Kranzniederlegung an polnischen Gräbern als Zeichen für Frieden und Versöhnung – Polnischer Konsul war beeindruckt vom Denkmal am Haus der Begegnung

Zu einer Kranzniederlegung kam jetzt Besuch vom polnischen Generalkonsulat nach Pfaffenhofen. Begleitet von Bürgermeister Thomas Herker legte Konsul Aleksander Korybut-Woroniecki am so genannten „Polen- und Russengrab“ auf dem städtischen Friedhof in Altenstadt und am Grab der „Polenkinder“ in Uttenhofen einen Kranz und Blumen nieder. Anschließend führte der Bürgermeister seinen Gast zum Denkmal für die Opfer des Nationalsozialismus am Haus der Begegnung und der Konsul zeigte sich sehr beeindruckt von der Offenheit, mit der Pfaffenhofen seine „braune“ Vergangenheit aufarbeitet.
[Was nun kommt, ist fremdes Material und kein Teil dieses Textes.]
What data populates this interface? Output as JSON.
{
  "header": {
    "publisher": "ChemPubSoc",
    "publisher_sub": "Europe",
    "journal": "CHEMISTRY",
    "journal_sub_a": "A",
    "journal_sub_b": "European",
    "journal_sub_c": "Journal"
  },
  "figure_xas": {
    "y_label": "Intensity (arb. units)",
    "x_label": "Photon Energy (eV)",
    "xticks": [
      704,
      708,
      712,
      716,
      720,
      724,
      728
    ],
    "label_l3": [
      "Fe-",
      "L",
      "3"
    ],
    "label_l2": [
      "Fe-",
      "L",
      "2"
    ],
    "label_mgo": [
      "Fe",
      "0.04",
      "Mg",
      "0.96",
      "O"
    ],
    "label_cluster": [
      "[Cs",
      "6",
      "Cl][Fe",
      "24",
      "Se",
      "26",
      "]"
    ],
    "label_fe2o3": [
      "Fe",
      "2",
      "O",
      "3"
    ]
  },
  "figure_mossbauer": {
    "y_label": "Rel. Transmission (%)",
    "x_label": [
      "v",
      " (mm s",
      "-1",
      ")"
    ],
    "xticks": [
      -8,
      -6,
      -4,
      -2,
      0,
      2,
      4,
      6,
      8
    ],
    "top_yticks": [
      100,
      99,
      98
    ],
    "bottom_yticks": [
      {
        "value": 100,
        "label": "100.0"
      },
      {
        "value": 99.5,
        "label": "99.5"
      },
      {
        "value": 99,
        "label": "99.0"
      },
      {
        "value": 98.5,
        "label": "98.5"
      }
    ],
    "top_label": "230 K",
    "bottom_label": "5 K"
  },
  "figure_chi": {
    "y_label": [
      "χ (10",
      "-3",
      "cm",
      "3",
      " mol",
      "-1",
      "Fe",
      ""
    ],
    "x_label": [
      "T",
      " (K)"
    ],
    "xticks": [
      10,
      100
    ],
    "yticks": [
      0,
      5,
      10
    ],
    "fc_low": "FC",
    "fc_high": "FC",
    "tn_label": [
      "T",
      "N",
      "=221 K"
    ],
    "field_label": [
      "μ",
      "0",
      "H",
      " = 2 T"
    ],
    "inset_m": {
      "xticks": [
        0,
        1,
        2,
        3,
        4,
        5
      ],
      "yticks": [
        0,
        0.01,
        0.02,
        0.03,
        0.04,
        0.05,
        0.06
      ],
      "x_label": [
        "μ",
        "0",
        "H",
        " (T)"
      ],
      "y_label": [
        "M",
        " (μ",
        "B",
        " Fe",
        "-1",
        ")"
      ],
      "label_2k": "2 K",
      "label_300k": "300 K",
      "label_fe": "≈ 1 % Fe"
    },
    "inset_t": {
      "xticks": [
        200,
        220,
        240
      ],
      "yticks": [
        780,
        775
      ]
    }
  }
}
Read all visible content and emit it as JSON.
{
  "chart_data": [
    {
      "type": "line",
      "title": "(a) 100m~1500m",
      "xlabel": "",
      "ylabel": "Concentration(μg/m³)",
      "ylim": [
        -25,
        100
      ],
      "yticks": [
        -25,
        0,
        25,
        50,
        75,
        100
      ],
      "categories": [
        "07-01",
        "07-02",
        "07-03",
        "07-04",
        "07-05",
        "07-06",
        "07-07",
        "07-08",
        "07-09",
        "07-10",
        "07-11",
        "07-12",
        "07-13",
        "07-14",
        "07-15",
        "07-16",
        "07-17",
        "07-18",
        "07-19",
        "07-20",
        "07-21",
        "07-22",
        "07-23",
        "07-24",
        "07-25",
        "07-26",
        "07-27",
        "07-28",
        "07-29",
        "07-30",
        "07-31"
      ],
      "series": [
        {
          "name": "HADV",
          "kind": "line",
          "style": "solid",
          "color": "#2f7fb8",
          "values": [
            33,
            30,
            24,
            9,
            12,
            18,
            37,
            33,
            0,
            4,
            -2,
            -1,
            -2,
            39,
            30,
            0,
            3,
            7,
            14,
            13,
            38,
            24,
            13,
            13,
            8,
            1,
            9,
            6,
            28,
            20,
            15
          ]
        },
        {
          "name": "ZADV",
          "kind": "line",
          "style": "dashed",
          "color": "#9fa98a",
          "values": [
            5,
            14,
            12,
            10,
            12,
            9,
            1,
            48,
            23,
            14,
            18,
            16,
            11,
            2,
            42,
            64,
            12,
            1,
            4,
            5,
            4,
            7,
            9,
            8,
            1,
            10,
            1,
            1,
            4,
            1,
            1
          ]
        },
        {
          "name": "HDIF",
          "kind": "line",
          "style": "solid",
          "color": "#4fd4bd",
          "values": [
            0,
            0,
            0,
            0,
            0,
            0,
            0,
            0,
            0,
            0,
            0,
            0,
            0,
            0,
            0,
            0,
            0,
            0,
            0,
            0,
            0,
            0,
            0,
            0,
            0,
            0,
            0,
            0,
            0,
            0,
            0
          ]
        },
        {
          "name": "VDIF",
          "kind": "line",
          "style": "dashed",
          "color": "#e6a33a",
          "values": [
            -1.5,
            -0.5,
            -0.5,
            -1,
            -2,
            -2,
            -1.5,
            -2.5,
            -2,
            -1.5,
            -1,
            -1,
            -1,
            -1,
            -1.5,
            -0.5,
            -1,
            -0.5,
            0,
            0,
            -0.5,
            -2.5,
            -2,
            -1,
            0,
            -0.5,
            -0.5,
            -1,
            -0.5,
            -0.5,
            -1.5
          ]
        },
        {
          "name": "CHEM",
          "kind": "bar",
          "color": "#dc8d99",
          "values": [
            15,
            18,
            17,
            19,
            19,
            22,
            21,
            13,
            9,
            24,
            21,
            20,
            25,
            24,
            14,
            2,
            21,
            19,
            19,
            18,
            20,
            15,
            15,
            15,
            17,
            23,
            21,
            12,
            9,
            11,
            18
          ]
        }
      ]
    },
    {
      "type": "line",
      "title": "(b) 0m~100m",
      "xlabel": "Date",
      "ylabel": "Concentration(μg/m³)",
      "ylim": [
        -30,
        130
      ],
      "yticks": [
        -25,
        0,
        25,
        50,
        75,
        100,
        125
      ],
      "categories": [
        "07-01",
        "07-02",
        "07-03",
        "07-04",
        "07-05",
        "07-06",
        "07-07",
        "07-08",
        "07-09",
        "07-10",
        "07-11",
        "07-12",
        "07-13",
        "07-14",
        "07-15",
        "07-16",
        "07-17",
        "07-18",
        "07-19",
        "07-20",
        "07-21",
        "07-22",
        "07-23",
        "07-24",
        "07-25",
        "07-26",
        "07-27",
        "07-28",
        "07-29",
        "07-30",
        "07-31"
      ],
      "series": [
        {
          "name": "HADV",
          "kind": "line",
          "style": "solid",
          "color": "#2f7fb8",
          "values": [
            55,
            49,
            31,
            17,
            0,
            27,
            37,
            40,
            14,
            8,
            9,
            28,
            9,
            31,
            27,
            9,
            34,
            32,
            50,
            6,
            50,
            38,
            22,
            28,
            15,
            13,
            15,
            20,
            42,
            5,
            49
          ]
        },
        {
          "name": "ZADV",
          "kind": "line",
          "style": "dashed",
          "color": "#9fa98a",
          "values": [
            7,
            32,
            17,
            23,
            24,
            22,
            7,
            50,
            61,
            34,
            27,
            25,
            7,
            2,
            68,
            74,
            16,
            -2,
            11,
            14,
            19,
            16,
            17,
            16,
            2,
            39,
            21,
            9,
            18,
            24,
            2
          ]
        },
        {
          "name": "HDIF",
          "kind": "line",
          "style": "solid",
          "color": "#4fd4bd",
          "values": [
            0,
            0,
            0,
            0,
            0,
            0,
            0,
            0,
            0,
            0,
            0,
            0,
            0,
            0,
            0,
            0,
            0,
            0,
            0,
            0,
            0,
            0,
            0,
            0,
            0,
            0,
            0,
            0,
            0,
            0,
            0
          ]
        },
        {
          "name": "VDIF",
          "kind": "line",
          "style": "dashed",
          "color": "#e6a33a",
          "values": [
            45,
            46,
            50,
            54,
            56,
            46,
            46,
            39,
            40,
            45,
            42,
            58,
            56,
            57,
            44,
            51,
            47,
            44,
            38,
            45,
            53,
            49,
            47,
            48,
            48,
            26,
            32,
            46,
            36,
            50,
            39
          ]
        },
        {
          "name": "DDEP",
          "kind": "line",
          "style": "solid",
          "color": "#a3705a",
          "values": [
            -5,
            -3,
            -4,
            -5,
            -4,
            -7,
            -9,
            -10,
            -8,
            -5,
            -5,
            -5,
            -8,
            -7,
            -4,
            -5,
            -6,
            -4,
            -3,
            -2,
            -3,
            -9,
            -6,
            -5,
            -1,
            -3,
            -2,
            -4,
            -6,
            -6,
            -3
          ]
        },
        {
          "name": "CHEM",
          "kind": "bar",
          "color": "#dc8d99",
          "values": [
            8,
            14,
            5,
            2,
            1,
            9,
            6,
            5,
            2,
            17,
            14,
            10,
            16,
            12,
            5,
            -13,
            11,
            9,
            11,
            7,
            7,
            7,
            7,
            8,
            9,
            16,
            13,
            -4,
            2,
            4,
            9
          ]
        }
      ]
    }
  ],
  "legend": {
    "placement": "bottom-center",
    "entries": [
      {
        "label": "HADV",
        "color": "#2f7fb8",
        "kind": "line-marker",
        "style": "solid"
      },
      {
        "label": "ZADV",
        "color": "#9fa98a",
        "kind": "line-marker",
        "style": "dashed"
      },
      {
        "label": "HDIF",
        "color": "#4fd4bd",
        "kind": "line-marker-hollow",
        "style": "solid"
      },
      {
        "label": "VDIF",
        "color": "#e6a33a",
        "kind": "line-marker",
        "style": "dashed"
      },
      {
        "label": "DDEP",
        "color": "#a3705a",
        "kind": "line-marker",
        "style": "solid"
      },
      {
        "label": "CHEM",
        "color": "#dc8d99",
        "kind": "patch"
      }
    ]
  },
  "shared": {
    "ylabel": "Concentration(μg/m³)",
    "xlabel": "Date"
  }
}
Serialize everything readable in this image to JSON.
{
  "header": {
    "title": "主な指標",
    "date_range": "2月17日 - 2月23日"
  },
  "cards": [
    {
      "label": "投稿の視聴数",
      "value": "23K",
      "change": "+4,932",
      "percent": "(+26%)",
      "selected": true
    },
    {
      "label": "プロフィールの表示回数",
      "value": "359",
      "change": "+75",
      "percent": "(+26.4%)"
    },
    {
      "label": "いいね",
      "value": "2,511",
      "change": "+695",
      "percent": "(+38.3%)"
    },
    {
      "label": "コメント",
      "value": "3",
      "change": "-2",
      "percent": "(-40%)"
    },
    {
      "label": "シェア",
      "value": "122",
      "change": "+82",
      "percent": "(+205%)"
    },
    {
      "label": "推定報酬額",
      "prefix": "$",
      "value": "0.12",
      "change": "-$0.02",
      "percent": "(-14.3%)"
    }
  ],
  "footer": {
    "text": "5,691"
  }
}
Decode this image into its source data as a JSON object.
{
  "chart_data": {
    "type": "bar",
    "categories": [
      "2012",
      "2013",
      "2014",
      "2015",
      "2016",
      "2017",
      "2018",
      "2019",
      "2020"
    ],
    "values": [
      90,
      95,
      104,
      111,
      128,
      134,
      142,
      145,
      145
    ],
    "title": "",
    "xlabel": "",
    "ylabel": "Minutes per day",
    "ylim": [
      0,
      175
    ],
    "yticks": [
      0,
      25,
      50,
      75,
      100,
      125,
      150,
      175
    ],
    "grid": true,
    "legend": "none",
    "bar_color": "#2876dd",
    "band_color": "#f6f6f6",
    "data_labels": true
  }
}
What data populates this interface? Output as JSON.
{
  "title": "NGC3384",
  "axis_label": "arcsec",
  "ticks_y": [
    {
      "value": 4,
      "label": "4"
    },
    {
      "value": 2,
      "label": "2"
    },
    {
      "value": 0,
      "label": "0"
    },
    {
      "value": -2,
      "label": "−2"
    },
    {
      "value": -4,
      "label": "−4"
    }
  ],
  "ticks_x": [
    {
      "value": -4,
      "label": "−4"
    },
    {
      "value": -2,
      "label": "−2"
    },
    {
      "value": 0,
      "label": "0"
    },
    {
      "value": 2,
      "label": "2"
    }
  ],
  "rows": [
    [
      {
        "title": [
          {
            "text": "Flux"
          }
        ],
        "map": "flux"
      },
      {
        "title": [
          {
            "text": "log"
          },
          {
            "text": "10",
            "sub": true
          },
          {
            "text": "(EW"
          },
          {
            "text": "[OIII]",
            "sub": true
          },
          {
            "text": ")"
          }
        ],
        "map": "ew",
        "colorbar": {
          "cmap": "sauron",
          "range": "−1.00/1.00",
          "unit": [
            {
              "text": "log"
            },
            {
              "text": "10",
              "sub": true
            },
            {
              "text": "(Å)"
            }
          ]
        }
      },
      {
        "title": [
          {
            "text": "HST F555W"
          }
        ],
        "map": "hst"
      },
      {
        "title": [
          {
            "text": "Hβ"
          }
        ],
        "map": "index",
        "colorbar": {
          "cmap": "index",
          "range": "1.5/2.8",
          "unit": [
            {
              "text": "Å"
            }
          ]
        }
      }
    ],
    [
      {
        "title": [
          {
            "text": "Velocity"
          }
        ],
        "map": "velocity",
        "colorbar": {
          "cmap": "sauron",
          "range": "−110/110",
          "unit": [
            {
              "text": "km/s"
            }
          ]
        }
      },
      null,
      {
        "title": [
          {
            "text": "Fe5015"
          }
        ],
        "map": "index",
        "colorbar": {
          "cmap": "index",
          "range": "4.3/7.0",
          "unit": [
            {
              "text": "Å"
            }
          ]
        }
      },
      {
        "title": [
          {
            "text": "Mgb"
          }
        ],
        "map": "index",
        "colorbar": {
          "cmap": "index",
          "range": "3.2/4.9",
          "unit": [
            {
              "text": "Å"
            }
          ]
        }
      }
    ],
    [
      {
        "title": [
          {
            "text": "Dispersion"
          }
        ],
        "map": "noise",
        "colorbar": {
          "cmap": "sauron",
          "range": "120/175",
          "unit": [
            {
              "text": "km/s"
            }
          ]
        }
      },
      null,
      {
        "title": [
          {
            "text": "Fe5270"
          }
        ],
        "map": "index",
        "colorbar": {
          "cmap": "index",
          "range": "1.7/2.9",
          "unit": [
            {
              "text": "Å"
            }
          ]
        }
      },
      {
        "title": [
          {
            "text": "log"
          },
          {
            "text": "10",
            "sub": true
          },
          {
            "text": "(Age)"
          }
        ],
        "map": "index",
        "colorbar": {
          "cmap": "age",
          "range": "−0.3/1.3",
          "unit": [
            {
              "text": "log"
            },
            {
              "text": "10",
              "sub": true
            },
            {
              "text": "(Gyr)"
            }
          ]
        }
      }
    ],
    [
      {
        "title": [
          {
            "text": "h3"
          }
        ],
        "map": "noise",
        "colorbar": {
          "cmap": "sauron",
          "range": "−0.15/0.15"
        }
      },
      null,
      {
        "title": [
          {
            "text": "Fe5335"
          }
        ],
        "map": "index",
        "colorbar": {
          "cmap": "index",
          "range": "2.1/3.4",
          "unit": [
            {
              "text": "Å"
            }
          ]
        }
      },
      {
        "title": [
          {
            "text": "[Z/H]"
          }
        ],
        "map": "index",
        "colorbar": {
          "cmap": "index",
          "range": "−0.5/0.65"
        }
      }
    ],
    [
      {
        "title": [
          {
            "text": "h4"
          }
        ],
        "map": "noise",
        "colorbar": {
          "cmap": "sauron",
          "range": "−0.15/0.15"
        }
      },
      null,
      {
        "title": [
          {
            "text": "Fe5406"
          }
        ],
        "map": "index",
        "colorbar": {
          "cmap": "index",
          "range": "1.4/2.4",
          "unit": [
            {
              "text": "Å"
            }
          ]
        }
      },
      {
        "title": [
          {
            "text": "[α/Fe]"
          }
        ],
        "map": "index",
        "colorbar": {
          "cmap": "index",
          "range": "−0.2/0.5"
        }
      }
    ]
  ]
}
„Verschweigen und Vergessen wäre das Schlimmste“, waren sich Thomas Herker und Aleksander Korybut-Woroniecki einig. Denn nur durch das Wachhalten der Erinnerung an die Schrecken der Nazizeit kann man ähnliche Gräueltaten für die Zukunft vermeiden helfen und zugleich zur Versöhnung zwischen den Völkern beitragen.

Vertreter des Generalkonsulats der Republik Polen in München besuchen seit Jahren regelmäßig in den Tagen vor und nach Allerheiligen polnische Grabstätten aus der Zeit des Zweiten Weltkriegs in vielen bayerischen Städten und Gemeinden, um dort Kränze niederzulegen und damit der Toten zu gedenken und zugleich ein Zeichen der Versöhnung zu setzen.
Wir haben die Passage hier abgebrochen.